Scarface mi!

Beşiktaş'ın Şükrü Saraçoğlu Stadı'nda son oynadığı 2-2'lik Fenerbahçe maçından sonra basın onu, yani Sergen Yalçın'ı tepelere taşıdı. Ne yapmıştı Sergen Yalçın?

Haberin Devamı

Beşiktaş'ın Şükrü Saraçoğlu Stadı'nda son oynadığı 2-2'lik Fenerbahçe maçından sonra basın onu, yani Sergen Yalçın'ı tepelere taşıdı. Ne yapmıştı Sergen Yalçın?

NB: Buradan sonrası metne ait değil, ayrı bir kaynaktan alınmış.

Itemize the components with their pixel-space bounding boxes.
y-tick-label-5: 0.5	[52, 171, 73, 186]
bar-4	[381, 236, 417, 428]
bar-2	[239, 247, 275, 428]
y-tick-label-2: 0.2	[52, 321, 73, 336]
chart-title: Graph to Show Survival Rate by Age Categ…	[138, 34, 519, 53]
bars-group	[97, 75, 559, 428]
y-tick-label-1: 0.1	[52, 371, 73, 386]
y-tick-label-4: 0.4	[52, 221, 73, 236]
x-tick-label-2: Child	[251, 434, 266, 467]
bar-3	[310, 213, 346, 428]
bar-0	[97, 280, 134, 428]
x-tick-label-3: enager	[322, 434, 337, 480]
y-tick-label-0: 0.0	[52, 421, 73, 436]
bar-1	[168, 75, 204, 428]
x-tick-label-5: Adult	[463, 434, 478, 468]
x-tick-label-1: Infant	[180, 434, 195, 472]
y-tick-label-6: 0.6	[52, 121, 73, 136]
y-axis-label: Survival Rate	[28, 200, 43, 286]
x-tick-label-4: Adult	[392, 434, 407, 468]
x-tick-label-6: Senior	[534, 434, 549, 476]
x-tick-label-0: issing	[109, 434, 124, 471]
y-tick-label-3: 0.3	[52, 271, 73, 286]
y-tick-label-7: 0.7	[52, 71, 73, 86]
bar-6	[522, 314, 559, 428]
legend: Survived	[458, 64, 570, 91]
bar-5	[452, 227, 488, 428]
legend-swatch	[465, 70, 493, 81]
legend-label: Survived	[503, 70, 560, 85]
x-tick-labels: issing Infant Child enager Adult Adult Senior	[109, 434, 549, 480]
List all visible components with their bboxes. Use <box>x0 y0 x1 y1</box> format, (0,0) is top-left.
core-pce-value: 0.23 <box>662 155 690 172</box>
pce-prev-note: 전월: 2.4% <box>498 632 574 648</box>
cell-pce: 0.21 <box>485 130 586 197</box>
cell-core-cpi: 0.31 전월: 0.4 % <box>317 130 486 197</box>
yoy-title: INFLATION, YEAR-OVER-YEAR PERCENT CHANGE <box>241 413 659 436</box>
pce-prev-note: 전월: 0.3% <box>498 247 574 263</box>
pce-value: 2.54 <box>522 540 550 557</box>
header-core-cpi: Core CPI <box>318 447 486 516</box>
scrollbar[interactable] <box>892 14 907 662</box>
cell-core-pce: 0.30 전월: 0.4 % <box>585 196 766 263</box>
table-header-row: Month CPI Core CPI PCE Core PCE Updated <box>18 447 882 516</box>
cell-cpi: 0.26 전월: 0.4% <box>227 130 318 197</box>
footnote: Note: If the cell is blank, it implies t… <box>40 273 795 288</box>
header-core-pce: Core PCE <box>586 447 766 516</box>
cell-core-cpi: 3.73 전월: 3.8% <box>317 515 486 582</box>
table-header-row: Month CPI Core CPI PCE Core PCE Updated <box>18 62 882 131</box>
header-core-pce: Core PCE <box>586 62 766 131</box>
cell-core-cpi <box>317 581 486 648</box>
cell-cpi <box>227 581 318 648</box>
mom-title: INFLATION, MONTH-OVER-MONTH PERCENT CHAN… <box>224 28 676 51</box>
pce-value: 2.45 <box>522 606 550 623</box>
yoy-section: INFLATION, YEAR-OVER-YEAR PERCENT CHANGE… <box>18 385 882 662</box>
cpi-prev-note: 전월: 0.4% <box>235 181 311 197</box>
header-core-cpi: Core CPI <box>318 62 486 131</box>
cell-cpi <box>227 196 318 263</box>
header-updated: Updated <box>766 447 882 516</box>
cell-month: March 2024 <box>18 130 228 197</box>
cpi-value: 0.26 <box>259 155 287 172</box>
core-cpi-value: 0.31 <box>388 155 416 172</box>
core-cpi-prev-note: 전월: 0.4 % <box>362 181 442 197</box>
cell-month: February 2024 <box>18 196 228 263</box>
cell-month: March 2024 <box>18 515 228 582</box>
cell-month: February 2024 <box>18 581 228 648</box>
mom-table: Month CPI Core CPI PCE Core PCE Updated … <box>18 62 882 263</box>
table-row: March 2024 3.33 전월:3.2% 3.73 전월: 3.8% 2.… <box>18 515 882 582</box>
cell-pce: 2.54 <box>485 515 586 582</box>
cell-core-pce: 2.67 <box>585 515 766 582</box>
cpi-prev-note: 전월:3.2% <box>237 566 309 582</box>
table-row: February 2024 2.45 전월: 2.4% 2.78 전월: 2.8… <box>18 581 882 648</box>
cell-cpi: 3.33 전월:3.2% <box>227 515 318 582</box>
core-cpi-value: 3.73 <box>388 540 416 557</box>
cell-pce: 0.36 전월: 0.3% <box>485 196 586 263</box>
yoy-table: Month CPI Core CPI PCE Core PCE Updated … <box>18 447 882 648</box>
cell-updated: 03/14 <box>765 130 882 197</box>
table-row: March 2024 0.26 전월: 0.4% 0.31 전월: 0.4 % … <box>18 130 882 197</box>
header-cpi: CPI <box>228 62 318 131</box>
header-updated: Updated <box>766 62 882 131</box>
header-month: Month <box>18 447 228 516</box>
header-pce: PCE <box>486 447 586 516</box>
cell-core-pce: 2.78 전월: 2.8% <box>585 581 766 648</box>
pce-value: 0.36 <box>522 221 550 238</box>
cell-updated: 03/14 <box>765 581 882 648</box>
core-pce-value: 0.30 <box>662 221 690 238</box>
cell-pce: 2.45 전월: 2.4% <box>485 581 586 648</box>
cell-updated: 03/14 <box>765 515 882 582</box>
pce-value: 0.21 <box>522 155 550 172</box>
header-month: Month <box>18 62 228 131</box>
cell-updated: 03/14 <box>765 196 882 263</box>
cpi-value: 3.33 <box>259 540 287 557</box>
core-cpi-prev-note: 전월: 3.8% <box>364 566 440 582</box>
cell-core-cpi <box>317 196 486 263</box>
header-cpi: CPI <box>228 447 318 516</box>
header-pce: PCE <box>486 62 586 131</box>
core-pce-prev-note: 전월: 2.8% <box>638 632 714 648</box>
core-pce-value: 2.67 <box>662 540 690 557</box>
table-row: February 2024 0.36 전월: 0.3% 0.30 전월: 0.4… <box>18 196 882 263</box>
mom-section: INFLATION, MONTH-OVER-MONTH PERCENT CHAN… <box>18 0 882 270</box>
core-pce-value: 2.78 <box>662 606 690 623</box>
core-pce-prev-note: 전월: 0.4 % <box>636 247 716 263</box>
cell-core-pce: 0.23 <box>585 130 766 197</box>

Çim alanda usta bir ressam gibi bütün güzelliklerin üstünde toplandığı "futbol tablosu" yaratmıştı. Attığı iki golle de takımına can vermiş, 50 bin Fenerbahçeli'nin karşısında Beşiktaş'ın sahadan "galip gelmişçesine" ayrılmasını sağlamıştı!

Bir başka gün...

Ali Sami Yen'de G.Saray'ın 3-2 galibiyeti ile sonuçlanan kupa maçı sonrası ise, o, F.Bahçe'nin "tek yıldızlı" oyuncuları arasındaydı. O, yani kaptan Ümit Özat, bu çok önemli kritik maçta, bir topa dışarı çıkıyor diye sırtını dönmüş, çizgi üzerinde yuvarlanıp giden topu alıp giden Ümit Karan da, G.Saray'ı şahlandıran golü atmıştı. Doğrusu, bu "beklenmedik hata" kaptanın moralini bozmuş, o gün başarılı olamamıştı.

Şimdi bir soru:

Paralı bir yönetici olarak bir takım kuracak olsanız, bu "örnek iki maçı" izledikten sonra hangisini alırdınız?

Sergen Yalçın mı dediniz?... Hatalarla dolu Türk futbolunda "Sergen" demeyene "salak" gözüyle bakarlardı herhalde...

Ya şu istatistik
Fakat bir de istatistiki bilgiler vardı ortada.. Fazla geriye de gitmeye gerek yoktu. Şu son iki sezondaki "rakamlar" iki futbolcu arasındaki farkı çok "net şekilde" ortaya koyuyordu. Sergen Yalçın 2004-2005 sezonunda 21 lig, 5 Avrupa; 2005-2006'nın şu 27. haftasına kadar da 13 lig, 4 kupa, 5 Avrupa maçı oynamıştı. Oynadığı tüm bu maçların saat olarak toplamı 2387 dakikaydı. Ayrı bir not, bu süreçte milli formanın da ona hiç
ihtiyacı olmamıştı..

Ümit Ozat ise 2004-2005 sezonunda 31 lig (4 maç cezalı olduğu için oynayamadı.), 4 kupa, 8 Avrupa; bu sezonun 27. haftasına kadar da 27 maçın hepsini, 5 kupa, 6 da Avrupa maçmda oynamıştı... İki sezonda oynadığı maç sayısı saat olarak toplam 7185 dakikaydı ki, bu Sergen'in oynadığı toplam 2387 dakikanın aşağı yukarı 3 katıydı. Bu süre içinde milli takım kamplarına da hep çağırılmıştı.

Tercih önemli
İsterseniz biraz daha ayrıntı verelim:

Sergen nedense tüm hafta "sakat (!)" ama maç günü sağlamdı!

Ümit Özat ise ayağında kırık olsa formasını giymek için saklardı... Azmin, hırsın sahalardaki tarifiydi. Sergen Yalçın forvete yakın, baskı görmezse yeteneklerini ortaya koyardı. Ümit Özat ise geri dörtlünün heryerinde oynardı. Ön liberoya koyun sırıtmaz, ortadan da "oyun kurucu" olarak bile görev yapardı. Sergen Yalçın şu "muhteşem oynadı" denilen maçtan bu yana yoktu!.. Özat eksiksiz oynamaktaydı... Özellerinden, tüzellerine kadar bütün artılar Ümit Özat'ındı

Sergen Yalçın düşmanısın diyenler yanılır. Ben Sergen Yalçın hayranıdım. Ama o hayranlarını futbola asla doyuramadı.

Şimdi bana sorsalar: "Hangisini tercih edersin?..."

"Scarface (Yaralı Yüz)" zevkle seyrettiğim bir gang filmi idi... Ama futbolda "yaralı yüz hayranlığı" Türk futboluna şimdiye kadar hiçbir şey kazandırmadı. Biraz ayakta durduysa artısı çok olan "güzel yüzlerle" bunu sağladı.

Tercih sizin..

Futbolumuzun geleceği için, tercih hepimizin; Scarfaceler mi, yoksa sağlam yüzler mi?

Unutmayalım, futbol asla "sinema filmi" değil!